Si algo ha compartido la Literatura con la Historia es su capacidad de trabajar con la subjetividad, la posibilidad de recreación, de matizar los escenarios en que se desarrolla para lograr recepción sin comprometer su credibilidad. Nadie podría negar que la Historia como ciencia se debe hacer respaldar por una metodología  y una seriedad científica  que avale sus resultados, pero eso no impide  que los productos de sus investigaciones y los límites de su campo de acción, se fundan con los vuelos literarios para servirles de tema o para que éstos funjan como sustrato de la investigación histórica y ambos lograr productos culturales de amplia resonancia social.

 
 Panorámica del Gran Teatro de La Habana. Protagonista también de la novela.

La sinergia entre Literatura e Historia no sólo responde a una maniobra intelectual, es la creación de otro sistema creativo-denotativo, en el cual, utilizado a la Literatura como móvil, se le otorga una función con novedosos elementos de retroalimentación que la ubica en posición de desempeñarse como una fuente histórica y, por tanto, ofrecer sus recursos para el rediseño de hechos y personajes reales que, entre la alegoría y la metáfora, ofrecen un ámbito fiable de percepciones.
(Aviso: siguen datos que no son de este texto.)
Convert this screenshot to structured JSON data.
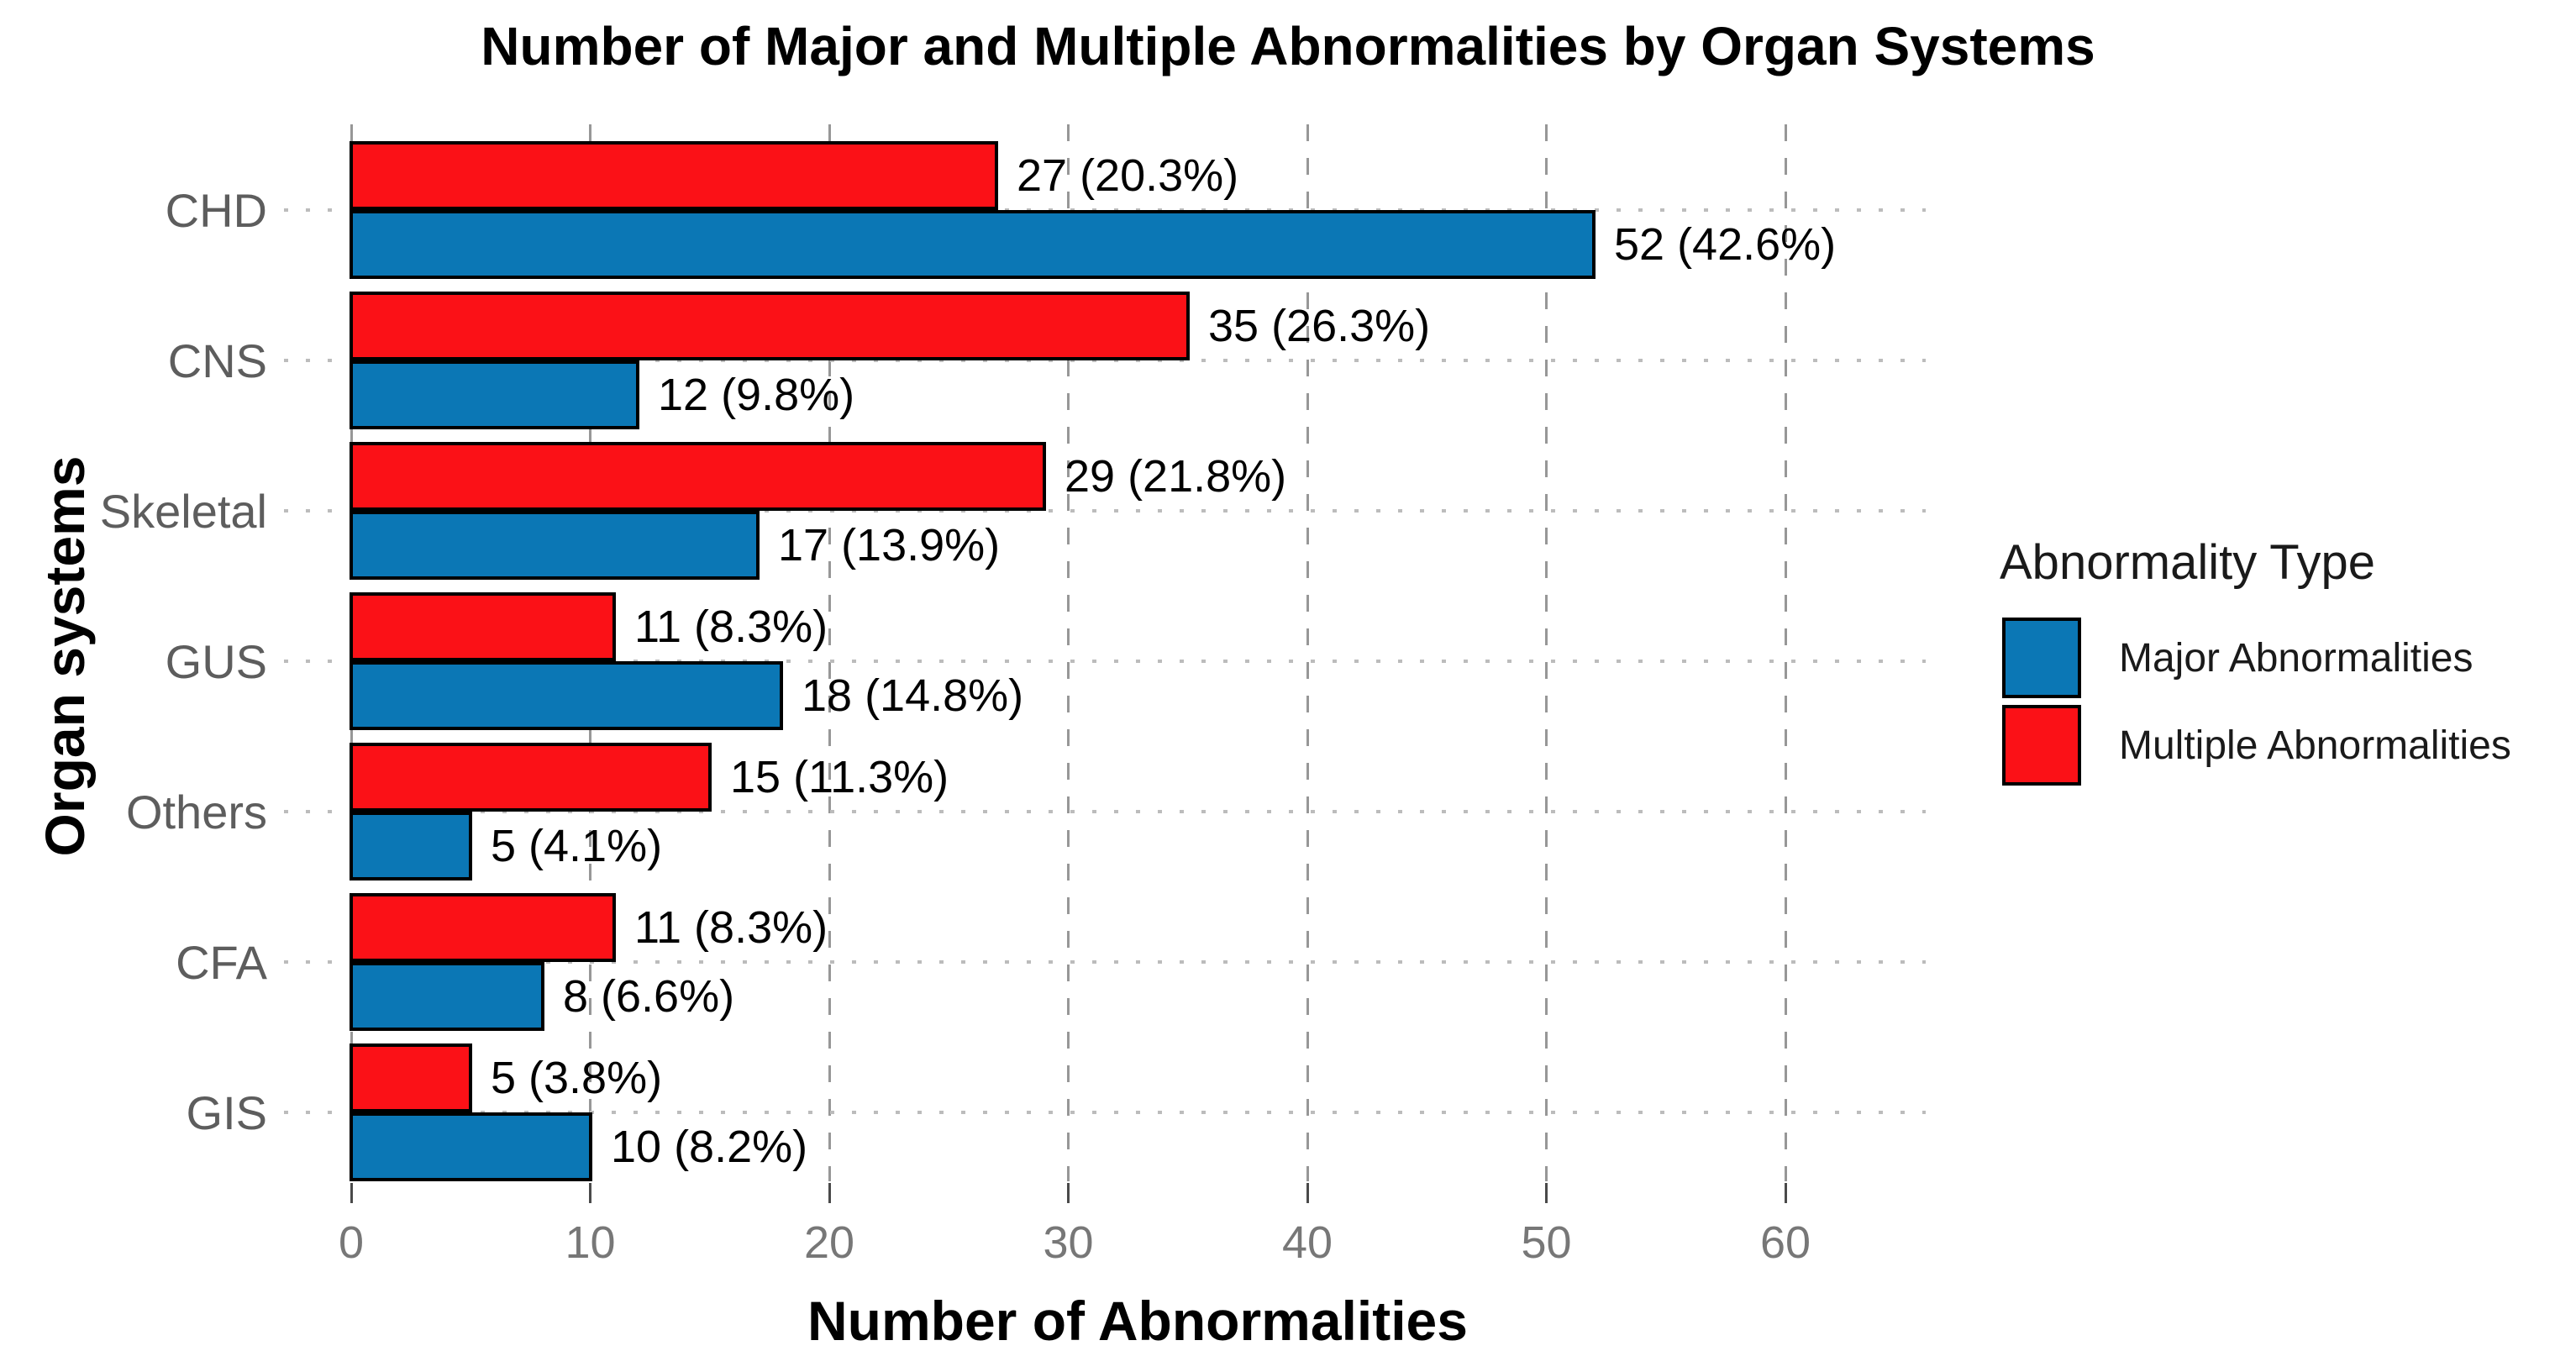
{
  "title": "Number of Major and Multiple Abnormalities by Organ Systems",
  "chart_data": {
    "type": "bar",
    "orientation": "horizontal",
    "title": "Number of Major and Multiple Abnormalities by Organ Systems",
    "xlabel": "Number of Abnormalities",
    "ylabel": "Organ systems",
    "categories": [
      "CHD",
      "CNS",
      "Skeletal",
      "GUS",
      "Others",
      "CFA",
      "GIS"
    ],
    "series": [
      {
        "name": "Major Abnormalities",
        "color": "#0B77B5",
        "position": "bottom",
        "values": [
          52,
          12,
          17,
          18,
          5,
          8,
          10
        ],
        "labels": [
          "52 (42.6%)",
          "12 (9.8%)",
          "17 (13.9%)",
          "18 (14.8%)",
          "5 (4.1%)",
          "8 (6.6%)",
          "10 (8.2%)"
        ]
      },
      {
        "name": "Multiple Abnormalities",
        "color": "#FB1117",
        "position": "top",
        "values": [
          27,
          35,
          29,
          11,
          15,
          11,
          5
        ],
        "labels": [
          "27 (20.3%)",
          "35 (26.3%)",
          "29 (21.8%)",
          "11 (8.3%)",
          "15 (11.3%)",
          "11 (8.3%)",
          "5 (3.8%)"
        ]
      }
    ],
    "x_ticks": [
      0,
      10,
      20,
      30,
      40,
      50,
      60
    ],
    "xlim": [
      0,
      66
    ],
    "legend_title": "Abnormality Type",
    "legend_position": "right",
    "grid": {
      "vertical": "dashed gray at each x tick",
      "horizontal": "dotted light gray at each category center"
    },
    "bar_outline_color": "#000000",
    "background_color": "#ffffff"
  }
}
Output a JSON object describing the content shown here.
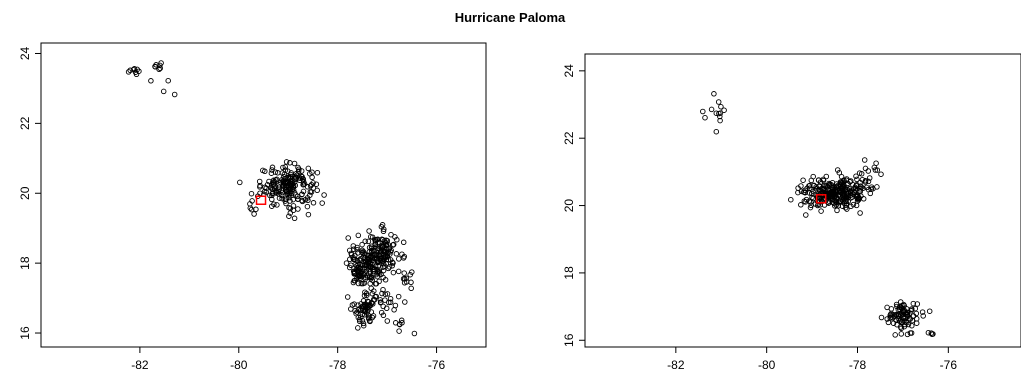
{
  "title": "Hurricane Paloma",
  "chart_data": [
    {
      "type": "scatter",
      "title": "",
      "xlabel": "",
      "ylabel": "",
      "xlim": [
        -84,
        -75
      ],
      "ylim": [
        15.6,
        24.3
      ],
      "xticks": [
        -82,
        -80,
        -78,
        -76
      ],
      "yticks": [
        16,
        18,
        20,
        22,
        24
      ],
      "grid": false,
      "marker_color": "#000000",
      "highlight_color": "#ff0000",
      "highlight": {
        "x": -79.55,
        "y": 19.8
      },
      "clusters": [
        {
          "cx": -82.1,
          "cy": 23.5,
          "sx": 0.06,
          "sy": 0.08,
          "n": 8
        },
        {
          "cx": -81.65,
          "cy": 23.65,
          "sx": 0.04,
          "sy": 0.05,
          "n": 7
        },
        {
          "cx": -81.4,
          "cy": 23.1,
          "sx": 0.15,
          "sy": 0.2,
          "n": 4
        },
        {
          "cx": -79.0,
          "cy": 20.2,
          "sx": 0.28,
          "sy": 0.3,
          "n": 190
        },
        {
          "cx": -79.7,
          "cy": 19.75,
          "sx": 0.12,
          "sy": 0.15,
          "n": 8
        },
        {
          "cx": -77.5,
          "cy": 17.9,
          "sx": 0.15,
          "sy": 0.3,
          "n": 110
        },
        {
          "cx": -77.15,
          "cy": 18.2,
          "sx": 0.18,
          "sy": 0.35,
          "n": 150
        },
        {
          "cx": -77.45,
          "cy": 16.7,
          "sx": 0.12,
          "sy": 0.25,
          "n": 60
        },
        {
          "cx": -77.1,
          "cy": 17.0,
          "sx": 0.2,
          "sy": 0.2,
          "n": 25
        },
        {
          "cx": -76.8,
          "cy": 16.3,
          "sx": 0.12,
          "sy": 0.15,
          "n": 8
        },
        {
          "cx": -76.6,
          "cy": 17.6,
          "sx": 0.1,
          "sy": 0.15,
          "n": 10
        }
      ]
    },
    {
      "type": "scatter",
      "title": "",
      "xlabel": "",
      "ylabel": "",
      "xlim": [
        -84,
        -74.4
      ],
      "ylim": [
        15.8,
        24.5
      ],
      "xticks": [
        -82,
        -80,
        -78,
        -76
      ],
      "yticks": [
        16,
        18,
        20,
        22,
        24
      ],
      "grid": false,
      "marker_color": "#000000",
      "highlight_color": "#ff0000",
      "highlight": {
        "x": -78.8,
        "y": 20.2
      },
      "clusters": [
        {
          "cx": -81.05,
          "cy": 22.6,
          "sx": 0.05,
          "sy": 0.25,
          "n": 10
        },
        {
          "cx": -81.3,
          "cy": 22.8,
          "sx": 0.08,
          "sy": 0.15,
          "n": 3
        },
        {
          "cx": -78.5,
          "cy": 20.35,
          "sx": 0.35,
          "sy": 0.22,
          "n": 260
        },
        {
          "cx": -77.9,
          "cy": 20.9,
          "sx": 0.25,
          "sy": 0.25,
          "n": 25
        },
        {
          "cx": -77.0,
          "cy": 16.7,
          "sx": 0.18,
          "sy": 0.2,
          "n": 90
        },
        {
          "cx": -76.4,
          "cy": 16.2,
          "sx": 0.04,
          "sy": 0.02,
          "n": 4
        }
      ]
    }
  ]
}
Sirva para esto la famosa declaración de Carlos Marx, en la que este genial filósofo confiesa que ha aprendido más de la realidad francesa del siglo XIX en las novelas de Honoré de Balzac que de todos los libros de Historia de la época. Las Impuras de Miguel de Carrión, es un ejemplo fehaciente, por eso Salvador Bueno le dedica una de sus profundas reflexiones: «Cuando la obra de Carrión queda certeramente ubicada se la considera como un testimonio doloroso y sombrío, pero agudamente fiel, de una etapa de la historia cubana, de una época de transición que, sin haber llegado al clímax, permite contemplar algunas señales de superación y de esperanza».

 

Rodolfo Zamora Rielo
Opus Habana

(Ponencia presentada en la Conferencia Científica: «La República: economía, política y sociedad (1902-1958)», celebrada en el Instituto de Historia de Cuba, entre el 11 y el 13 de marzo de 2009).